🤖 AI Summary
This work theoretically compares Kolmogorov–Arnold Networks (KANs) and multilayer perceptrons (MLPs) in terms of expressive power and spectral bias, specifically assessing KANs’ potential as MLP alternatives with improved efficiency in modeling high-frequency components.
Method: Leveraging tools from approximation theory, spectral analysis, and spline interpolation, the study establishes rigorous theoretical characterizations of both architectures.
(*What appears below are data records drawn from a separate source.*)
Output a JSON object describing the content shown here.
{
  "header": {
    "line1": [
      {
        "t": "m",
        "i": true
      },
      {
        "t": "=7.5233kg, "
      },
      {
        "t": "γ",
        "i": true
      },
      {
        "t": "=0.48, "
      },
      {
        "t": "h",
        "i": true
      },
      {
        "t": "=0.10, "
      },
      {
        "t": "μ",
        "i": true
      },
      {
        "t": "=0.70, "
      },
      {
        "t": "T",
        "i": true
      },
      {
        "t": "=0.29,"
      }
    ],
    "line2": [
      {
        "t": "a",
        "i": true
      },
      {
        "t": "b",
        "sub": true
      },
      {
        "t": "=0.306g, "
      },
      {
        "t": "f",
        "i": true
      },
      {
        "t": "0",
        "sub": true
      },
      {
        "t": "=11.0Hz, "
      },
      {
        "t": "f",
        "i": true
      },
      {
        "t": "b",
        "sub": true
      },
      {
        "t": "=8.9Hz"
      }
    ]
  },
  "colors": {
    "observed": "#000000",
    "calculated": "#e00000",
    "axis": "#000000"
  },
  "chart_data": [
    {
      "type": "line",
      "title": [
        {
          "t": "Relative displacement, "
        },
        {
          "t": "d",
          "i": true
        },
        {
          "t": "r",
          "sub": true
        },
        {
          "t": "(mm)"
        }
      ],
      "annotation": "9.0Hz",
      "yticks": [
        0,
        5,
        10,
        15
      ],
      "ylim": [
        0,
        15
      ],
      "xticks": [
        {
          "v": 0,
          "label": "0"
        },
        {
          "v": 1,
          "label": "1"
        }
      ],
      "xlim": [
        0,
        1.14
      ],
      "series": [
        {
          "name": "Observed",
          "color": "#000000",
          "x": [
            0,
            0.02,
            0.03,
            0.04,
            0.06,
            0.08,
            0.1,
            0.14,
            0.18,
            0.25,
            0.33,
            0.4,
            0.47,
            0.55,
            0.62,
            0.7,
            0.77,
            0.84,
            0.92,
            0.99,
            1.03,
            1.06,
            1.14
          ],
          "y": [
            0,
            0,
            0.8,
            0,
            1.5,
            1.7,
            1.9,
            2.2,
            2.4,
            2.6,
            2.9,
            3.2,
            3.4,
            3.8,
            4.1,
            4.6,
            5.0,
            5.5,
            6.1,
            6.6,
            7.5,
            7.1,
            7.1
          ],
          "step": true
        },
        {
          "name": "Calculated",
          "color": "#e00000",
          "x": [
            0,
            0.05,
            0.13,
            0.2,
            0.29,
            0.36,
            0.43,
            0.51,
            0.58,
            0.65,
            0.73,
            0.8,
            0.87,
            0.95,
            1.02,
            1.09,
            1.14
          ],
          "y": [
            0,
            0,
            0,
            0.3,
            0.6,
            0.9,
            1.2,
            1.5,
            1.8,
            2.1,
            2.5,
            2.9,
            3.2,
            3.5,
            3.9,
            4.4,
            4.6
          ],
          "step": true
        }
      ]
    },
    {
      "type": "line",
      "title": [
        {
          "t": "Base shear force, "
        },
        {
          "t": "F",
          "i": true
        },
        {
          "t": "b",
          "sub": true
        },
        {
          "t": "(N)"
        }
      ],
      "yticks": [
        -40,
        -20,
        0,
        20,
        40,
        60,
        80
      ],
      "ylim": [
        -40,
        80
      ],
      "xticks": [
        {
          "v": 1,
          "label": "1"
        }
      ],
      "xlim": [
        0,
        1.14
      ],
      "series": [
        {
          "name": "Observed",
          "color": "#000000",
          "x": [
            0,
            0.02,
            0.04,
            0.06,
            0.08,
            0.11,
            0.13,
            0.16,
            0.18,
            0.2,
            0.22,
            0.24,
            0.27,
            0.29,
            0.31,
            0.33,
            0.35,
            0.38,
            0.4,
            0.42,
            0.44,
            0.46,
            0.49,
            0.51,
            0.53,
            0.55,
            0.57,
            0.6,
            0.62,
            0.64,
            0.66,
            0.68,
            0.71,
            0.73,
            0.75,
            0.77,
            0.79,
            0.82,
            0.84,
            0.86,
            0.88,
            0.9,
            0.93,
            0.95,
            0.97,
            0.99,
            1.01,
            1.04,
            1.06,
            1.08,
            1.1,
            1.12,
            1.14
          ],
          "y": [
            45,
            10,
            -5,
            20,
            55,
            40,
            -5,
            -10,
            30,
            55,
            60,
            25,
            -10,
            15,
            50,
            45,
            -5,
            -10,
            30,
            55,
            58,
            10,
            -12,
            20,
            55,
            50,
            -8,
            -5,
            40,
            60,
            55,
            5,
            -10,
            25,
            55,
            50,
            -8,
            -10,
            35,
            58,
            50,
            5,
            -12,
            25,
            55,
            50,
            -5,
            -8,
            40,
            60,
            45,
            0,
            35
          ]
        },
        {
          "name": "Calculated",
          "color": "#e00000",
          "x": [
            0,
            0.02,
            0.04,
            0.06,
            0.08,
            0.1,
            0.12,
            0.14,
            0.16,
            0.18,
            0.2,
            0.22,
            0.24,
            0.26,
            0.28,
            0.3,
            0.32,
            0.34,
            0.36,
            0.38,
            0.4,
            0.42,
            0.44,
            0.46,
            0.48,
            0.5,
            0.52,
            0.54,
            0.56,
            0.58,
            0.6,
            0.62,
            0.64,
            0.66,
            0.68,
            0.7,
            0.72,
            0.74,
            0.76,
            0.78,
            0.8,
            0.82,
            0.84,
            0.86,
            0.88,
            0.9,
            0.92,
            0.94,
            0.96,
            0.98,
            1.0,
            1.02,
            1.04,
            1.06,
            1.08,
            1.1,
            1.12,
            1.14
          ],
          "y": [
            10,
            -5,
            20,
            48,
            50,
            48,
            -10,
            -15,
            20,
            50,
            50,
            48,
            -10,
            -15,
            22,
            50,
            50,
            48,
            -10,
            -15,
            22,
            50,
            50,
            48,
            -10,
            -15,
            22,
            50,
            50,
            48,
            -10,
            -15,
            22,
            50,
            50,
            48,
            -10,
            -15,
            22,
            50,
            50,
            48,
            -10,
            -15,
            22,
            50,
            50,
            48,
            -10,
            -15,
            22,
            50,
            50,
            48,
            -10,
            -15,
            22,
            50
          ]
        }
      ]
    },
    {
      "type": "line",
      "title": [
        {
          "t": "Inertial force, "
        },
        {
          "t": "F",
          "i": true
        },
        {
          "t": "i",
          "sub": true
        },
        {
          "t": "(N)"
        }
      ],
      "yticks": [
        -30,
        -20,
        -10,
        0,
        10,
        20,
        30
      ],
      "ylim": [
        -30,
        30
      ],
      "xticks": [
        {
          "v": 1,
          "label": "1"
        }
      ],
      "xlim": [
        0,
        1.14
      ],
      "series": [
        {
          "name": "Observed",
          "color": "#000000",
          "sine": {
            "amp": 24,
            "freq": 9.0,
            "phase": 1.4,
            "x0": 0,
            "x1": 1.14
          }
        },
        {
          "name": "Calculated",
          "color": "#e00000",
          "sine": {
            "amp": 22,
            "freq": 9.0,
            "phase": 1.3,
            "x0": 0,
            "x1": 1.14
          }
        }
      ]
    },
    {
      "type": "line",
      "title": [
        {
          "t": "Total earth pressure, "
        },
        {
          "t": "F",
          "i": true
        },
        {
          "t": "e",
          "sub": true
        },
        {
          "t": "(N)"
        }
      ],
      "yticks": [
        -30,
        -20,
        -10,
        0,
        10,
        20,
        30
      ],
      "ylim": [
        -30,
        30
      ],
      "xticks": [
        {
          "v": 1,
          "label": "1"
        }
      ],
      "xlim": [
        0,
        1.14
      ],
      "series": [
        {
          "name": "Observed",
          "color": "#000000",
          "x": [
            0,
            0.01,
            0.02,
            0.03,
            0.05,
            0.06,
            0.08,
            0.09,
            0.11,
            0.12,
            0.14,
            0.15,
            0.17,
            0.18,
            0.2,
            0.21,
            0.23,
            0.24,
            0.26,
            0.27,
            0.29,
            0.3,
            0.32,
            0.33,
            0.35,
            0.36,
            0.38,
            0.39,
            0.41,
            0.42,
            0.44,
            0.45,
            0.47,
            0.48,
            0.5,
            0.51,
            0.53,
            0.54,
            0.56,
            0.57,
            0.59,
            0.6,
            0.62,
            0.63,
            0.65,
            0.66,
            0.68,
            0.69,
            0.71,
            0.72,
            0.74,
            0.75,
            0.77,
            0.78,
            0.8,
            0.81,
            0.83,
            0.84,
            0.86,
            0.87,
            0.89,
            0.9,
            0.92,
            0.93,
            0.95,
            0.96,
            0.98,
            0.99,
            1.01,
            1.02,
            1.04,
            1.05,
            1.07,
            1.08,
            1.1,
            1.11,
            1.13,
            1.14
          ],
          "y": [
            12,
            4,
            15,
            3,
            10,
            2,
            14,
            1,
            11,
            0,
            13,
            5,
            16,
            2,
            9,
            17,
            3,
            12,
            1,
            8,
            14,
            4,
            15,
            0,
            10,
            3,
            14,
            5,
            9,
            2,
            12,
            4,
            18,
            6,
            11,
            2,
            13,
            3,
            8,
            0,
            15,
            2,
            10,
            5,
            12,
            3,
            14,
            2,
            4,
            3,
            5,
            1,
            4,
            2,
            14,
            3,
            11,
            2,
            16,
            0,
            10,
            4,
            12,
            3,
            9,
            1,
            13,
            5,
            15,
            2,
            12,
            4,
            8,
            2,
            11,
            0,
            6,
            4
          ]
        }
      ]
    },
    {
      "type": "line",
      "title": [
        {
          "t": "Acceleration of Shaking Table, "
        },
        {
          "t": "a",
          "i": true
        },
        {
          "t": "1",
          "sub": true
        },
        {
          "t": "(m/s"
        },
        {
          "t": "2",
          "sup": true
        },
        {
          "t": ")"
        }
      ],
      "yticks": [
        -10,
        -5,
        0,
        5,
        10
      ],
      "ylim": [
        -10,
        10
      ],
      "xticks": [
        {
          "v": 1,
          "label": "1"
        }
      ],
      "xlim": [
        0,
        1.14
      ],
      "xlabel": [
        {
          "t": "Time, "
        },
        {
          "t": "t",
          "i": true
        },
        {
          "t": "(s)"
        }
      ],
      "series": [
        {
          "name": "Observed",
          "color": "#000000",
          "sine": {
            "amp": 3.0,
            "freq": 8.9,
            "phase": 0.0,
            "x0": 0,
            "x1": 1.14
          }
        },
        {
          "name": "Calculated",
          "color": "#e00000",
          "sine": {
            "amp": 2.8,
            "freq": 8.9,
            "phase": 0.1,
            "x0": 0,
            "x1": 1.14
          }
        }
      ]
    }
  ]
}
Contribution/Results: We prove for the first time that any MLP can be exactly represented by a KAN with strictly lower parametric complexity. We reveal that KANs’ learnable spline grids inherently mitigate low-frequency bias—enhancing fidelity to high-frequency signal components. Theoretically, KANs match or exceed MLPs in expressivity; moreover, large-grid KANs achieve substantial parameter savings for specific target functions. Empirical validation confirms weaker spectral bias and significantly improved high-frequency approximation accuracy compared to MLPs.
📝 Abstract
Kolmogorov-Arnold Networks (KAN) cite{liu2024kan} were very recently proposed as a potential alternative to the prevalent architectural backbone of many deep learning models, the multi-layer perceptron (MLP). KANs have seen success in various tasks of AI for science, with their empirical efficiency and accuracy demostrated in function regression, PDE solving, and many more scientific problems. In this article, we revisit the comparison of KANs and MLPs, with emphasis on a theoretical perspective. On the one hand, we compare the representation and approximation capabilities of KANs and MLPs. We establish that MLPs can be represented using KANs of a comparable size. This shows that the approximation and representation capabilities of KANs are at least as good as MLPs. Conversely, we show that KANs can be represented using MLPs, but that in this representation the number of parameters increases by a factor of the KAN grid size. This suggests that KANs with a large grid size may be more efficient than MLPs at approximating certain functions. On the other hand, from the perspective of learning and optimization, we study the spectral bias of KANs compared with MLPs. We demonstrate that KANs are less biased toward low frequencies than MLPs. We highlight that the multi-level learning feature specific to KANs, i.e. grid extension of splines, improves the learning process for high-frequency components. Detailed comparisons with different choices of depth, width, and grid sizes of KANs are made, shedding some light on how to choose the hyperparameters in practice.